Barriers to Becoming Mainstream

Although many would love to own and drive an EV, there are several factors that make them less feasible to operate and own. Read through them below:


One barrier to EV accessibility its range. Gas-powered vehicles are currently able to drive hundreds of miles farther than EVs. Most electric cars have a range that is between 200 and 300 miles. Some do have the capacity travel more than 300 miles, but this doesn’t satisfy drivers who need to travel long distances. 

Many gas-powered cars ranges start at 300 and can go past 700 miles. While hybrid vehicles can compete, fully electric cars currently cannot. 

Charging Time 

No one really enjoys waiting in line for gas, but the time it actually takes to fill up your car is nothing compared to how long it takes to charge an EV. You can be done gassing up your car in minutes, but an electric vehicle takes at least 30 minutes for a partial charge.

If your battery is completely depleted though, it will take hours to charge. Depending on the model you get, it can take between four hours and 40 hours to full charge your EV.

This can be a real challenge if you’re trying to get somewhere in a hurry. You’ll have to plan very carefully if you’re traveling hundreds of miles in an EV.  

Worst of all, charging stations are not as readily available as gas stations. Even in the middle of nowhere, you’ll be able to find a gas station. Charging stations, on the other hand, aren’t even readily available in all cities. The infrastructure just isn’t there yet. 


When you enter a dealership, you don’t see many electric cars to test drive. Depending on the manufacturer, you might not even find one. As a result, shoppers aren’t test driving electric vehicles and are not able to compare them to their gas-powered counterparts. 

How are shoppers supposed to know that they want an electric vehicle if they can’t even try one out?

However, this is a chicken versus egg situation.

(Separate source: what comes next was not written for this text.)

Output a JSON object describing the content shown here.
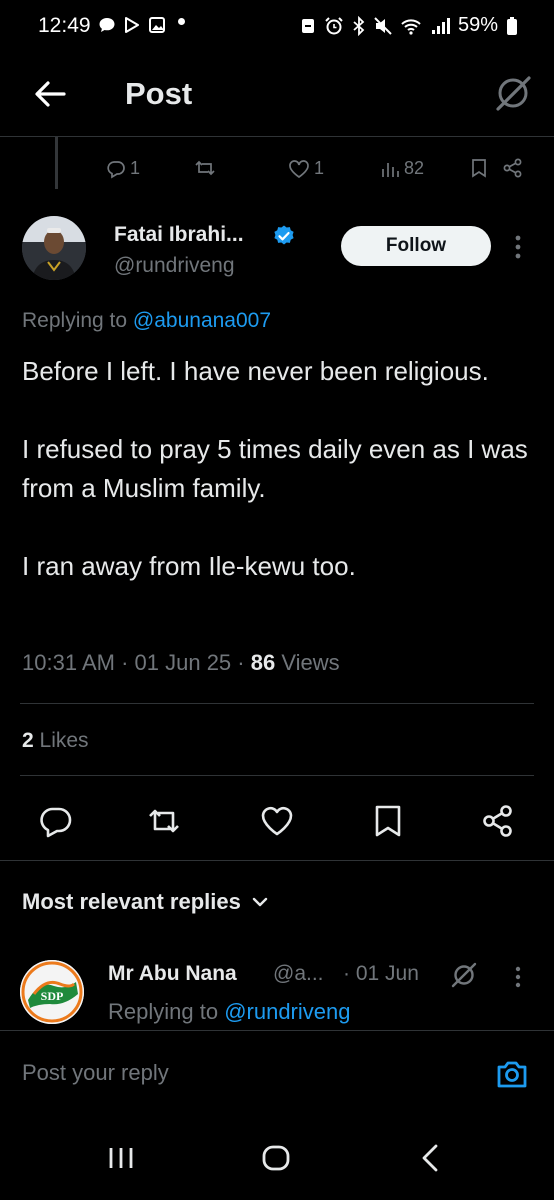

Dealerships can’t bring in more electric cars if shoppers aren’t interested, but electric cars can’t gain interest if shoppers can’t test them in person. 

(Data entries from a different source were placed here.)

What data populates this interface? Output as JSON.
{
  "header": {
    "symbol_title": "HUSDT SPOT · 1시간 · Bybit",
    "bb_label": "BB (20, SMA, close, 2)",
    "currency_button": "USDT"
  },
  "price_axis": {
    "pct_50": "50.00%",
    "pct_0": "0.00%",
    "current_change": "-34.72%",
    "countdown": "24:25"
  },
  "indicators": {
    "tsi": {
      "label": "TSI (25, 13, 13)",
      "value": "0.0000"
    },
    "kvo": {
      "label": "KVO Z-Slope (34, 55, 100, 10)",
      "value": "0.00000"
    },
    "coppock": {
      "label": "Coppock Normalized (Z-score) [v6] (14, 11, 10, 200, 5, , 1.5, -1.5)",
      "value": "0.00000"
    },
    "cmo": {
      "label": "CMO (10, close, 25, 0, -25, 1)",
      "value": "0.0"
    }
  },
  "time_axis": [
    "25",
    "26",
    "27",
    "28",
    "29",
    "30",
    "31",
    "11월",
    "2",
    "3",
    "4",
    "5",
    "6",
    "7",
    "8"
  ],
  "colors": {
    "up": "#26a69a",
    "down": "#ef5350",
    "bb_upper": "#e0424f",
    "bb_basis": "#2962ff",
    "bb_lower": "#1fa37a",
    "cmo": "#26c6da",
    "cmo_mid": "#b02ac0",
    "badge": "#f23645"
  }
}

While there are electric vehicles on the market that are on the more affordable side, they are still not as budget-friendly as many gas-powered automobiles.

The starting cost brand-new electric cars is just under $30,000. In comparison, you can find a new gas-powered car that is less than half that cost. So, for many American shoppers, an electric car simply isn’t feasible or budget-friendly. 

Moreover, you don’t often see pre-owned electric cars on used lots, making it that much harder to find an affordable electric vehicle. 

When Will Electric Cars Be Mainstream?

EVs are cool, sophisticated, and enviable but that’s not enough for them to make onto driveways. Their introduction was exciting but drivers are slow to adopt the electric cars. 

Despite their low demand, many manufacturers are making plans to have fully electric lineups in the next 10 years. Clearly, auto makers are anticipating that shoppers will buy electric models if more are available. 

Overall, it’s hard to predict when these kinds of vehicles will be mainstream and outnumber traditional cars on the road. EVs face several barriers than need to be overcome. Plus, consumers need to be able to change their lifestyles if they want to have zero-emission future. 

More needs to be done to address the valid concerns of drivers in order for EVs to become more popular. 


While many of us would love to be driving a zero-emission machine, electric cars just don’t fit neatly into our lives yet. Right now, we get everything we need out of our gas-powered vehicles and oftentimes, we get a lot more out of them. 

For electric cars to become mainstream, they need to be more affordable, accessible, and meet the standards we currently have for vehicles.